Over the years, WM has shown consistent revenue growth. The company's business model is recession-resistant because waste management is an essential service, regardless of economic conditions. WM’s robust waste collection, recycling, and disposal infrastructure creates a steady revenue stream, making it a dependable investment option during market fluctuations.

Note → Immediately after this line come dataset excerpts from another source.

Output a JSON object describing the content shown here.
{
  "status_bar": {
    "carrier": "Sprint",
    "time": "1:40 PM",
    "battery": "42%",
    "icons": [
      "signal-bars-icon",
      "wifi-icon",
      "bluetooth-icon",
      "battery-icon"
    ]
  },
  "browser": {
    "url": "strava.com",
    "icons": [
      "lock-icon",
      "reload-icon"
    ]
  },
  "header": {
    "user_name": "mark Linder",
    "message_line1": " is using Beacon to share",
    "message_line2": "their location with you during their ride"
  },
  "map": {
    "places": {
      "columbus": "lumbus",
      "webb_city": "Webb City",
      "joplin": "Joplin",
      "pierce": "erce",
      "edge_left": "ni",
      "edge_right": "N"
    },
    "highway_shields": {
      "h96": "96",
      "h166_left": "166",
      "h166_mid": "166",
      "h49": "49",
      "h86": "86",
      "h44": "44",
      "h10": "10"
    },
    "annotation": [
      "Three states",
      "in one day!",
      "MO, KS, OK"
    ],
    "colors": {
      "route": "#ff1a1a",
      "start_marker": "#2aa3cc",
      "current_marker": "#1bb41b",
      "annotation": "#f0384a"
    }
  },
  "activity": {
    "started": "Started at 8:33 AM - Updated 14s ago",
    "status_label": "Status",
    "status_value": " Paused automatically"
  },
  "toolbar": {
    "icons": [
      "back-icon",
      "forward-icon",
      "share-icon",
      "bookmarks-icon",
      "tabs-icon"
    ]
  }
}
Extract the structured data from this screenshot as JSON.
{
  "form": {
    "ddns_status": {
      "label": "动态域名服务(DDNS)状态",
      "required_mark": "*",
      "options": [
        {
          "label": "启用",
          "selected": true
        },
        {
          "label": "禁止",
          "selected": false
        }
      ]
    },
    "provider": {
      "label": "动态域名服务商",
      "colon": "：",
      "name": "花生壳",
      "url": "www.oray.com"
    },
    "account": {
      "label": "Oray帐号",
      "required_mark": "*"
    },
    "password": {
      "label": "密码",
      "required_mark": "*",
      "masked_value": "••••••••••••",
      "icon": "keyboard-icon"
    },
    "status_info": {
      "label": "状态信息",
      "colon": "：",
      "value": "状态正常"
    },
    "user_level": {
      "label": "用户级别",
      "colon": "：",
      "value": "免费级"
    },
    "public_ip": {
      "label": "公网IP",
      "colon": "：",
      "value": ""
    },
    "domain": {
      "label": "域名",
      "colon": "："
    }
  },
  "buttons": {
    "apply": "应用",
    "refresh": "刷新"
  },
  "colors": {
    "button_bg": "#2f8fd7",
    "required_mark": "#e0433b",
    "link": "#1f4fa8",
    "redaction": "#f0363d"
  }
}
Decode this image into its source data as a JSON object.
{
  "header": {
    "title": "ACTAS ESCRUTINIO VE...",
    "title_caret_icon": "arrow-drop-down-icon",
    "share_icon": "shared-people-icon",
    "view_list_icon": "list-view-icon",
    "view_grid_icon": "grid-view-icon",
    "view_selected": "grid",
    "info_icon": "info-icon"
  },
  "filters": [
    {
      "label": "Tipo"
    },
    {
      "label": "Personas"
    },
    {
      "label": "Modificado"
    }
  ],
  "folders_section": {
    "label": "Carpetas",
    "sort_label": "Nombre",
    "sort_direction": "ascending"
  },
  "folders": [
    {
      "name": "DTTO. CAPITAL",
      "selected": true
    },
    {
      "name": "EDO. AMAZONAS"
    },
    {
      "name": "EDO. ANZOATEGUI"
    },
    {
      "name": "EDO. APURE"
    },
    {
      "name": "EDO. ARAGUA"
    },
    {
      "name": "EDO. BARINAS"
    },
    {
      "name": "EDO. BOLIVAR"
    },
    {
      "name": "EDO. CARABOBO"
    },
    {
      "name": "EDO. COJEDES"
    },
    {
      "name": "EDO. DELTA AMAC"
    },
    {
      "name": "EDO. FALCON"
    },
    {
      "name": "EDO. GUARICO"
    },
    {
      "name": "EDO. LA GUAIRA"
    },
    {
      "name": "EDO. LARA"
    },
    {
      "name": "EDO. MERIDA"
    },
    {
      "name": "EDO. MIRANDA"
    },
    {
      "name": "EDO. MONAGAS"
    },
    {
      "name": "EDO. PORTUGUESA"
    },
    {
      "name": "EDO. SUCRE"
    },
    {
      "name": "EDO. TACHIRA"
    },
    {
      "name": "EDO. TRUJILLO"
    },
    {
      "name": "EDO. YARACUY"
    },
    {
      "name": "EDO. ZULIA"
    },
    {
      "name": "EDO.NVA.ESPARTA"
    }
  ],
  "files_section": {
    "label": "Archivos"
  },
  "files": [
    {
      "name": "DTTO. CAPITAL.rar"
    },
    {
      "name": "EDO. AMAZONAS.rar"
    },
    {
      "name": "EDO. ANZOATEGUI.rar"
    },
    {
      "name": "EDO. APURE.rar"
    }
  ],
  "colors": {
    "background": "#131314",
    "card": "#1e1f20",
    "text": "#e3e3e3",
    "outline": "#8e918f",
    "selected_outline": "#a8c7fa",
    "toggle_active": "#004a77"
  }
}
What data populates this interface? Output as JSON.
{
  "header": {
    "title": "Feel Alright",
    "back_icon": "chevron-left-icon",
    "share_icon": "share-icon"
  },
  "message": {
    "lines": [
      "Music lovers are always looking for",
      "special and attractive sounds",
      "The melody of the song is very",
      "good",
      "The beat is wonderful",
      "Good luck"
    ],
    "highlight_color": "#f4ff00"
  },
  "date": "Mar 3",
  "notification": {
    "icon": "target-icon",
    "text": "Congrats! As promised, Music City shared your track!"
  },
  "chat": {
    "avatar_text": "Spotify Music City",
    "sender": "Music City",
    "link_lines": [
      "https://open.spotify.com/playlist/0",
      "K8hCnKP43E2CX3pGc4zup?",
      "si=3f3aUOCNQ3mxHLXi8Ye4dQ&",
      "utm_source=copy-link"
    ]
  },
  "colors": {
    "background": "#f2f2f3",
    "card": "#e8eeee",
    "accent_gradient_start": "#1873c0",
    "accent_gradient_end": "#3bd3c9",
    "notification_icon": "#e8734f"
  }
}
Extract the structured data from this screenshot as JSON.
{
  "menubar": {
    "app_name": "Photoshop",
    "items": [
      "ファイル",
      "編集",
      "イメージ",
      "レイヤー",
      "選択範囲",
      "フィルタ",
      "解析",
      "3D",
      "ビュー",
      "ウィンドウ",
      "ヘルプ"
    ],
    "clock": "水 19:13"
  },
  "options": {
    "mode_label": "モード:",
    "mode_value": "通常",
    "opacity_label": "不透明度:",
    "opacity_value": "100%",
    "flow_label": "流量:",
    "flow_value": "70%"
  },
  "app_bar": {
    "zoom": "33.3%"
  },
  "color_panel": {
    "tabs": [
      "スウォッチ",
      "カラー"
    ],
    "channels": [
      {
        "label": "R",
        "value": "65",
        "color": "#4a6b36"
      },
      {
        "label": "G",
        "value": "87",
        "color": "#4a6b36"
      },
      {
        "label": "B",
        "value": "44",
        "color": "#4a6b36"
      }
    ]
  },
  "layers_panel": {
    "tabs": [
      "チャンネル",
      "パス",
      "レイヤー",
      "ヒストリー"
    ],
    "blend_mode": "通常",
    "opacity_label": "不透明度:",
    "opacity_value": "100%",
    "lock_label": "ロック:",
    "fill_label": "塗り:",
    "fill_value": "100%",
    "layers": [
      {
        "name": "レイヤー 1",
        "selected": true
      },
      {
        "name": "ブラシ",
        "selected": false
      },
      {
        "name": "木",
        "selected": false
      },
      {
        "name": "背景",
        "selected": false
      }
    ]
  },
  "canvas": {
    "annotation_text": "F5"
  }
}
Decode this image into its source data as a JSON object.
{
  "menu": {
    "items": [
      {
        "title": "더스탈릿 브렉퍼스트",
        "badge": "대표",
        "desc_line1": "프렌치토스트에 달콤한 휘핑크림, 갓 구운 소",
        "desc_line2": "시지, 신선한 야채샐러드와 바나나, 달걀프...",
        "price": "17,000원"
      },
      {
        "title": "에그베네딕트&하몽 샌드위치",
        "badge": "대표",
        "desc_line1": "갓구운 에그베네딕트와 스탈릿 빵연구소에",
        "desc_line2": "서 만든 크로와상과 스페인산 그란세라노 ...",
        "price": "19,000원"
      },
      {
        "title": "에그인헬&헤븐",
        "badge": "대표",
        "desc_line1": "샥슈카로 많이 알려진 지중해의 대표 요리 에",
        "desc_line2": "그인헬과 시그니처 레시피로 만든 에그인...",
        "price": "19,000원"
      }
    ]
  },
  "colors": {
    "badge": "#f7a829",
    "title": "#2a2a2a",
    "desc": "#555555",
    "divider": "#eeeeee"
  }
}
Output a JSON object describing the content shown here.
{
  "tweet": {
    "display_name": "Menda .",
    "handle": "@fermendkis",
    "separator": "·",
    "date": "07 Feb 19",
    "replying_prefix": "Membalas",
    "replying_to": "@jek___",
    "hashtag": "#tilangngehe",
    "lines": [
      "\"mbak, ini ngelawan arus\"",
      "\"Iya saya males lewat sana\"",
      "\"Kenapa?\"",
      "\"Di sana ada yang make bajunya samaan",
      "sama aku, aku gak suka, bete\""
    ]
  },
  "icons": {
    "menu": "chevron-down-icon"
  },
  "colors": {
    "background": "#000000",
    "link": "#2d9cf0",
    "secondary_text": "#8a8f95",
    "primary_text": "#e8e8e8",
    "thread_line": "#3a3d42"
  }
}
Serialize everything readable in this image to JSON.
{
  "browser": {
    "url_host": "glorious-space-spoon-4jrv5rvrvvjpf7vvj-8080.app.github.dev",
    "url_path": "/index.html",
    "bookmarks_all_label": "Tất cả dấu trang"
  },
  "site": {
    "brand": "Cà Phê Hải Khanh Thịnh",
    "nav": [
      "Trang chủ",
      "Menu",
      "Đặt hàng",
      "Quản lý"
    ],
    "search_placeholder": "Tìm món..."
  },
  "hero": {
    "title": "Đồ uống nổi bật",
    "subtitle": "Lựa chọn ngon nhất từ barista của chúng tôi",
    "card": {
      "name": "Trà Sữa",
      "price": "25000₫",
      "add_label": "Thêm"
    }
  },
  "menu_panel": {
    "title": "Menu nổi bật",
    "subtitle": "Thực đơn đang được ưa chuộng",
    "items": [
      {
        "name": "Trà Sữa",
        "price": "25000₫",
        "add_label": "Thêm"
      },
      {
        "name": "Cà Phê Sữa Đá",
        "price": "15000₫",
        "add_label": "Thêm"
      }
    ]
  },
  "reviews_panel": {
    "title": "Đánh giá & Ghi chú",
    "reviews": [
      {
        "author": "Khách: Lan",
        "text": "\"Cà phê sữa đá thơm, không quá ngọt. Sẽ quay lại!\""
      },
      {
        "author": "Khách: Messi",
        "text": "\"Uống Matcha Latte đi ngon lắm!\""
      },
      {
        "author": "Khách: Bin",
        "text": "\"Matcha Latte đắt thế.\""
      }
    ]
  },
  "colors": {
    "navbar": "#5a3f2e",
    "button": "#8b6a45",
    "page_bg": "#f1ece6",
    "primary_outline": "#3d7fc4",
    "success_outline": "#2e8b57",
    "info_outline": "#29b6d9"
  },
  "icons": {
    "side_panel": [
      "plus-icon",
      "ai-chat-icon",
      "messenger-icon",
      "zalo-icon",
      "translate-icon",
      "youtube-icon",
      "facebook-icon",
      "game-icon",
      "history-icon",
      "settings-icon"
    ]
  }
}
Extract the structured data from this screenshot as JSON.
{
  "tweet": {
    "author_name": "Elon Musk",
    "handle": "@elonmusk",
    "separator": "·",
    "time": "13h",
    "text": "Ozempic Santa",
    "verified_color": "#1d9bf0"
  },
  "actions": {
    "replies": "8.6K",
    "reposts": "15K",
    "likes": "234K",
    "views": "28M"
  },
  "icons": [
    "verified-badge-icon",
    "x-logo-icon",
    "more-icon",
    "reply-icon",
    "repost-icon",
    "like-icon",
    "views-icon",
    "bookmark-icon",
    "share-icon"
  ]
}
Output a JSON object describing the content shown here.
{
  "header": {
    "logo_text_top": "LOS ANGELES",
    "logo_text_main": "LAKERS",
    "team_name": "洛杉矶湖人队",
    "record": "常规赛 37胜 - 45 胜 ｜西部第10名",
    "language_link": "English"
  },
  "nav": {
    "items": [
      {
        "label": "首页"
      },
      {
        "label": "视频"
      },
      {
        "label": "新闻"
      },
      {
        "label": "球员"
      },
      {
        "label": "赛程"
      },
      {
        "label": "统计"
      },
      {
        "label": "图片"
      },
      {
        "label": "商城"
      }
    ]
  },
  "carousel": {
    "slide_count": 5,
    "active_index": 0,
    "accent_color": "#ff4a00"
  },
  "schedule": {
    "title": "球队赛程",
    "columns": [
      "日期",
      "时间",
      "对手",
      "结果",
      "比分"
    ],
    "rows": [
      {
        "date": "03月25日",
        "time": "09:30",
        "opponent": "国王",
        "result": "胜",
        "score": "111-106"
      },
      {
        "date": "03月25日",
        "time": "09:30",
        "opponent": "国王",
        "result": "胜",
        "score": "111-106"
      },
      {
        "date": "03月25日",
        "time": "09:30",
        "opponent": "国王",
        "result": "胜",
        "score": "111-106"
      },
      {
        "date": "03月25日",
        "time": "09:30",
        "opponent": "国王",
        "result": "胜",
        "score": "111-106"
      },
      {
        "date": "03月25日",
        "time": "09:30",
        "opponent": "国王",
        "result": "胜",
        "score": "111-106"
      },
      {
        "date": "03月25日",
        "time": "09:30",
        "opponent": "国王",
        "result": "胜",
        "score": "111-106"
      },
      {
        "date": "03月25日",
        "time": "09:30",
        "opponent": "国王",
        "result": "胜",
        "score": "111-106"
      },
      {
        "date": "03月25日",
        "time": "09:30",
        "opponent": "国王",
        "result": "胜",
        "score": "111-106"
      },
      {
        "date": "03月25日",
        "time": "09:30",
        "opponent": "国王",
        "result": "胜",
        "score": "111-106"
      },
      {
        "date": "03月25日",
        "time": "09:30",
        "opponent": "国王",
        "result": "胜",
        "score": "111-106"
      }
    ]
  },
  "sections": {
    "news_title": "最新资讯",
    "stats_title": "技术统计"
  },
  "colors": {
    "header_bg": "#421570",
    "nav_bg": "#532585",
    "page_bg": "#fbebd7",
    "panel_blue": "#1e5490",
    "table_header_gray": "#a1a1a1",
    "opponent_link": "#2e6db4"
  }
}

Additionally, WM has embraced sustainability initiatives and innovation, such as converting landfill gas into renewable energy, which solidifies its growth prospects and positions it as a leader in the green economy. These efforts align with global shifts toward environmentally responsible practices, attracting ESG-focused investors. Its steady financial performance appeals to risk-averse investors looking for long-term stable returns. WM's revenues and operating income have both grown at a compound annual growth rate of 5.7% from 2019 to 2023.

WM's focus on pricing and cost control is key to maintaining healthy profit margins. By carefully managing expenses, optimizing routes and improving operational processes, the company reduces unnecessary costs while providing high-quality services. This approach also ensures that price adjustments are justified and aligned with market demand, protecting margins even in fluctuating economic conditions. WM emphasizes enhancements in service delivery and operational efficiency. By integrating modern technology and process improvements, the company reduces costs and boosts service reliability and customer satisfaction.

Waste Management recently acquired Stericycle. The company anticipates that the acquisition will be accretive to its earnings and cash flows within one year of closing, with more than $125 million in annual run-rate synergies. Stericycle holds a leading position in the growing medical waste industry. The acquisition adds complementary business platforms to enhance WM’s comprehensive waste and environmental solutions.

Waste Management has demonstrated a remarkable commitment to rewarding its shareholders, maintaining a consistent dividend payment record since 1998. This consistency has continued despite fluctuations in the company’s cash position, underscoring its dedication to creating long-term value for investors. The company has paid $970 million, $1.1 billion, and $1.14 billion in dividends during 2021, 2022 and 2023, respectively.

A Risk for WM

WM's significant short-term debt relative to its cash reserves weakens its liquidity position. At the end of the third quarter of 2024, the company reported a current ratio of 0.89, aligning with the industry's average of 0.93. A current ratio below 1 oftensuggests that a company may not be well-positioned to meet its short-term obligations without difficulty.

Zacks Rank and Stocks to Consider

WM currently carries a Zacks Rank #3 (Hold).

Some better-ranked stocks in the broader Zacks Business Services sector are Climb Global Solutions (CLMB - Free Report) and Parsons (PSN - Free Report) .

Climb Global Solutions flaunts a Zacks Rank of 1 (Strong Buy) at present. You can see the complete list of today’s Zacks #1 Rank stocks here.

CLMB has a long-term earnings growth expectation of 16%. It delivered a trailing four-quarter earnings surprise of 51.1%, on average.

Parsons sports a Zacks Rank of 1 at present. It has a long-term earnings growth expectation of 18.6%. PSN delivered a trailing four-quarter earnings surprise of 17.5%, on average.